Oh dear. Oh dear me.
The Hon. Matthew Kennelly has already made quite the mark on TCPAland. He handed down the big Aranda ruling that turned Spokeo-based TCPA arguments into minced meat. And he recently prevailed over the largest TCPA settlement in history in the Birchmeier settlement–a $76MM resolution that saw Edelson PC singing all the way to the bank.
Perhaps it was just the bad luck of having drawn the same judge that had just approved the largest TCPA class settlement in history. Or perhaps it was the rather extraordinary back-story of the case–which included a preliminary injunction having been entered on a classwide basis before the settlement was reached. Or maybe it was the humongous 16% claims rate–generated by a spirited online advertising campaign?–that drove down the per-class member recovery following the notice period. Whatever it was, the Court in Snyder v. Ocwen Loan Servicing, Case No. 14 C 8461 Case No. 16 C 8677, 2018 U.S. Dist. LEXIS 167471 (N.D. Ill. Sept. 28, 2018) just handed down the most remarkable rejection of a class settlement in TCPA history.
The Court found that a $17.5MM check was not big enough–at least not on the record before it–to compensate class members. And, in the most extraordinary of rebukes, the Court suggested that class counsel may have sold the class short:
On the record before the Court, it is fair to say that there is a good chance that class counsel have sold the case short-at least, the Court cannot determine otherwise on the present record.
Snyder at * 19.
The strangest part of all this is that the resolution looked good on paper. Really good. At least as compared to other settlements in the TCPA class settlement “market.” $17.5MM to resolve the claims of 1.7MM class members is big money. That’s over $10.25 a class member–well above market value for these cases. And when recognizing that the settlement was struck while ACA Int’l was pending–and when further recognizing that a court in Michigan just found that Ocwen’s dialer is not even an ATDS–this settlement seemed downright favorable to the class. Indeed, the Godfather of TCPA class actions is on record opining that Ocwen “overpaid.”

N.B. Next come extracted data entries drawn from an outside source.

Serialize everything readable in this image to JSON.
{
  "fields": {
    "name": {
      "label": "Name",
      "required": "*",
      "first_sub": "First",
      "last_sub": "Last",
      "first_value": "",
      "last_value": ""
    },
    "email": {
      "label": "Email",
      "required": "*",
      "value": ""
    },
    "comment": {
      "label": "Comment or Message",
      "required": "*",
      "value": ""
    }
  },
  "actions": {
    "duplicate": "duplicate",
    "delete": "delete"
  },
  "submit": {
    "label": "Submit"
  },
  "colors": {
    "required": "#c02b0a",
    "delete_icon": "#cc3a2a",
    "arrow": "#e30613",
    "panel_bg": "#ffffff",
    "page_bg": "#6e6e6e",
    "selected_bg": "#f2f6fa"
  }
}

But Judge Kennelly disagreed, to say the least. His decision does not mention Keyes, but it does rely on the record created as part of the earlier preliminary injunction proceeding to suggest that the defendant’s record keeping may not have been up to snuff. And while the Court (somewhat reluctantly it seemed) concedes that 23(b)(3) certification was far from assured owing to the potential for individualized consent inquiries, the Court was utterly unimpressed with Class Counsel’s showing respecting the Defendant’s purported inability to pay the billion dollar judgment that was possible in this case. (Quick background–Class Counsel in TCPA class cases seeking settlement approval commonly remind the court, without irony, that if the case were to proceed to trial the defendant wouldn’t be able to pay the full amount of the judgment anyway.) The Court was also concerned with the seemingly “gratis” dismissal of two related bank defendants–although the decision strongly implies that their calls were wrapped within the class settlement amount as part of an indemnity deal with the primary defendant.
And while Class Counsel had urged that the $17.5MM represented a good resolution for the class, the Court reminded everyone why that representation could not be taken for granted:
Class counsel strongly urge that the settlement represents a reasonable resolution of the claims when one balances the strengths and weaknesses of the claims of the class. And their opinion is worthy of consideration. But the Court cannot simply defer to them, particularly when they stand to gain millions of dollars from the proposed settlement.
Snyder at *19.
It is important to note, however, that the Court did not find any funny business between class counsel and defense counsel. Although the settlement was rejected, the Court was careful to find that the settlement negotiations were “arm’s length” and that “[t]here is no indication of any side deals.” So this isn’t a situation where the Court thought that the fix was in–just that Class Counsel failed to present sufficient evidence to justify the settlement amount that was negotiated between the parties.
At bottom, the settlement was sunk and deemed insufficient by the Snyder Court–at least on the present record– and the parties are now in the most extraordinary of positions. Does Class Counsel take the opportunity and try to pig out on an (even more) massive settlement? Or do they act prudently and try to salvage the current settlement by flipping a copy of Keyes to the Court and otherwise supplementing the record (and/or accepting a fee cut?) Does Ocwen refuse to play ball at all and now fight certification and–perhaps–even try the case on the merits one day with Keyes in their pocket? How does the calculus surrounding the FCC’s pending TCPA Public Notice proceeding factor in?
This is completely unprecedented territory for all involved and just a truly remarkable turn of events. No TCPA settlement of this size has ever been rejected by a court. It will be very interesting to see what happens next.